Вырос дедушка в полной семье, с братом и двумя сёстрами. До Великой Отечественной войны успел закончить два класса, а потом вынужденно начал работать, помогать своему папе валить лес.

Зимой он очень любил ходить на рыбалку: шапка-ушанка на голове, толстый, связанный бабушкой, коричневый свитер из овечьей шерсти, поверх него фуфайка на плечах, на ногах – серые штаны-ватники и валенки с галошами, в руках – деревянный ящик с рыболовными снастями и металлический ледобур для проделывания лунок во льду. Летом он с радостью ходил в лес за грибами. Всегда возвращался с полными корзинками, где шляпка к шляпке, ножка к ножке, уже максимально очищенные в лесу, аккуратно лежали белые, красные, и многие другие грибочки.

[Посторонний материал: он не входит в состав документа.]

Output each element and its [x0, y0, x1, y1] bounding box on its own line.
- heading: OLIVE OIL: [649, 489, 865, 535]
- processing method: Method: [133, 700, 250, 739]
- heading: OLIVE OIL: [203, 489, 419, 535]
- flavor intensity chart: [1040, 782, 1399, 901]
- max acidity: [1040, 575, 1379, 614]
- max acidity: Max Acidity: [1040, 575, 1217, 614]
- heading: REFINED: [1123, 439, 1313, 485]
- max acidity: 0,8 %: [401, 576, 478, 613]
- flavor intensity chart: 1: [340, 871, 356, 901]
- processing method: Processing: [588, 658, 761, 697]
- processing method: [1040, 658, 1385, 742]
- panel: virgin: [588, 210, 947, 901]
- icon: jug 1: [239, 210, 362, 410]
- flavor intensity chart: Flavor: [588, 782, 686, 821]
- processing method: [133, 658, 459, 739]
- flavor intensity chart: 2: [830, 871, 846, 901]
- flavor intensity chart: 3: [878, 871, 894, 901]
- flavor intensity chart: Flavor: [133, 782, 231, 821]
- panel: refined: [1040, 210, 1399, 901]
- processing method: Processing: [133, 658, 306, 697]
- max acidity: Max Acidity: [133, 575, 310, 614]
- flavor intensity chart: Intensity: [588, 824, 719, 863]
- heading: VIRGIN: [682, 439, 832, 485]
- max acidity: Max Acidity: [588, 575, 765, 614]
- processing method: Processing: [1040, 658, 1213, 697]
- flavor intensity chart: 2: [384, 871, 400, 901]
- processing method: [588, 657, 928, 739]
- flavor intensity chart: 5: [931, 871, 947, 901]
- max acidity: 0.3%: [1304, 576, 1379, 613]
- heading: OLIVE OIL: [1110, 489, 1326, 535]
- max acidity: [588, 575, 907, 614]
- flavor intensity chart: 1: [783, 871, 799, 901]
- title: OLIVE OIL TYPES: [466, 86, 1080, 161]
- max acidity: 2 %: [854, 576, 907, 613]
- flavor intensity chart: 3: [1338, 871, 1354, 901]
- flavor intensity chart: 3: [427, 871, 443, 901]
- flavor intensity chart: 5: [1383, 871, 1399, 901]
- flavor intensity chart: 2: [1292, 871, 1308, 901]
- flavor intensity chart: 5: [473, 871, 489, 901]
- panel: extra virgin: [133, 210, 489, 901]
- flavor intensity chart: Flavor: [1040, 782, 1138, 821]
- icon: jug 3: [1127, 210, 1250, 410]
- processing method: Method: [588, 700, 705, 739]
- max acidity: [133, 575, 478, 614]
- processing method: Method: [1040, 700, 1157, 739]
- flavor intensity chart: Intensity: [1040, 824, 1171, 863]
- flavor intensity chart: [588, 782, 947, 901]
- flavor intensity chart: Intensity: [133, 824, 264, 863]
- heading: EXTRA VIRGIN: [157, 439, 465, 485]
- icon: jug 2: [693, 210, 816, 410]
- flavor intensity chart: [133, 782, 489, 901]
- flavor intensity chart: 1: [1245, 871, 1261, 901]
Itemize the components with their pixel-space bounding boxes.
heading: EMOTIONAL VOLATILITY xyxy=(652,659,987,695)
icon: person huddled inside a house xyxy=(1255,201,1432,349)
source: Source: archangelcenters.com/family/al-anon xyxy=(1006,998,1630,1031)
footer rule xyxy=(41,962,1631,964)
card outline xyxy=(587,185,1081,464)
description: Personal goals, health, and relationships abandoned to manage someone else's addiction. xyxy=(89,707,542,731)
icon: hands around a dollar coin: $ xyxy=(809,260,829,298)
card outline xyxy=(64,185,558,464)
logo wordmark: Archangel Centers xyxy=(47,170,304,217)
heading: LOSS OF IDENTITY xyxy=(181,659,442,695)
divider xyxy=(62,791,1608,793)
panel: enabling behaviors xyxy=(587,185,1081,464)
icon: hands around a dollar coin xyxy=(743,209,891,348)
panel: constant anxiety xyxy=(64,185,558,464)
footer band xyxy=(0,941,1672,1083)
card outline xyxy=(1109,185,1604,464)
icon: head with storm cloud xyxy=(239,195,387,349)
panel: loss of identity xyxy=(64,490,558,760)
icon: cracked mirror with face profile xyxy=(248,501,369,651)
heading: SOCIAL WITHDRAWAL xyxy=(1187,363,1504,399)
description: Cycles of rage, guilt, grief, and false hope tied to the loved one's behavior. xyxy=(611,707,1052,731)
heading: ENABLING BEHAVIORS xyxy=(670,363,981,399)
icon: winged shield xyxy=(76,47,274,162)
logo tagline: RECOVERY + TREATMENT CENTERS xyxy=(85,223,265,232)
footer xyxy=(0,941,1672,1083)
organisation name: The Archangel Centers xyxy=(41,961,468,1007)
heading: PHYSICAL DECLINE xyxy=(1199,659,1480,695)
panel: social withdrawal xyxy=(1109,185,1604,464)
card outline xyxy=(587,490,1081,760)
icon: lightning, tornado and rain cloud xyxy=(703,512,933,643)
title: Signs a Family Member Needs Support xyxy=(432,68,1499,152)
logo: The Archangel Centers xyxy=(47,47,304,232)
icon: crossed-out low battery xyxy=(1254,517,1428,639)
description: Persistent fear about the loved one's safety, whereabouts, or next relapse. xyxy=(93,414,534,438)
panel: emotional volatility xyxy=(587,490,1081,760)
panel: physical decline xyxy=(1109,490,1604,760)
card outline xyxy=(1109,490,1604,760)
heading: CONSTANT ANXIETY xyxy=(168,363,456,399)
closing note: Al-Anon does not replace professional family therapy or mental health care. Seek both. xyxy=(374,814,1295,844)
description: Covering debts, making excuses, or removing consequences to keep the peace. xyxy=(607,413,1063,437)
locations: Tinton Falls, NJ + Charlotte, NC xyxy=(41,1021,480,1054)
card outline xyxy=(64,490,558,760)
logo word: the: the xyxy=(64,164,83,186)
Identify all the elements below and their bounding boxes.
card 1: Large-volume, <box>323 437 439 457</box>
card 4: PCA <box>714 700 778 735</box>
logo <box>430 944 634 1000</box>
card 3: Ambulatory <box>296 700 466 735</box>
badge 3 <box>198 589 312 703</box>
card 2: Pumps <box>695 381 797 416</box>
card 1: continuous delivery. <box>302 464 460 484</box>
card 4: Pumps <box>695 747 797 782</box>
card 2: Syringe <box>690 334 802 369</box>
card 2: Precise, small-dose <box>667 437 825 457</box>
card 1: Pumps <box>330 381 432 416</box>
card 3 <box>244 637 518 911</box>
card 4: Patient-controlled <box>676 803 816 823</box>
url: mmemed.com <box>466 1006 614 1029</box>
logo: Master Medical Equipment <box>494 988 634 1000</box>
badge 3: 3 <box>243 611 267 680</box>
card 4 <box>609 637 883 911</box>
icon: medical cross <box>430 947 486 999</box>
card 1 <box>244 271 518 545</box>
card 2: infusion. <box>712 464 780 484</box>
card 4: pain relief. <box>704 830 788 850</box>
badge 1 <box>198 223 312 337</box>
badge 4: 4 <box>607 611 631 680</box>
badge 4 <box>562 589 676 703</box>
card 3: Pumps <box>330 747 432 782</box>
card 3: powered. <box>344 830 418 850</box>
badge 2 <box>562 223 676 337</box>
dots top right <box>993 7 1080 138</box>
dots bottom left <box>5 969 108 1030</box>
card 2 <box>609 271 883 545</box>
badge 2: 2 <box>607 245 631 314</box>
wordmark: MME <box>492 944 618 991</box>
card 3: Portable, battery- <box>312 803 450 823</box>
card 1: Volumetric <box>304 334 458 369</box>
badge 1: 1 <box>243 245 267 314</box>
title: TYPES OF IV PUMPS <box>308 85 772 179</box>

Семейная жизнь бабушки с дедушкой была разной, приходилось много работать. В молодости дедушка выпивал, часто ввязывался в драки, а бабушка же вытаскивала его из этих неурядиц. Она хватала штакетник и бежала разнимать выпивших дерущихся мужчин. Несколько раз она спасла дедушку от серьёзных травм. Но несмотря на всё это, они очень любили друг друга.

У них было трое детей: две девочки и мальчик. Одна из них моя мама, появившаяся не запланировано и раньше срока. После рождения сына бабушка совершенно не заметила наступления очередной беременности. Пришлось переключиться на этого болезного ребёнка. Бабушка не скрывала своего раздражения в отношении моей мамы всю оставшуюся жизнь. Дедушка же, наоборот, любил её, жалел, поддерживал.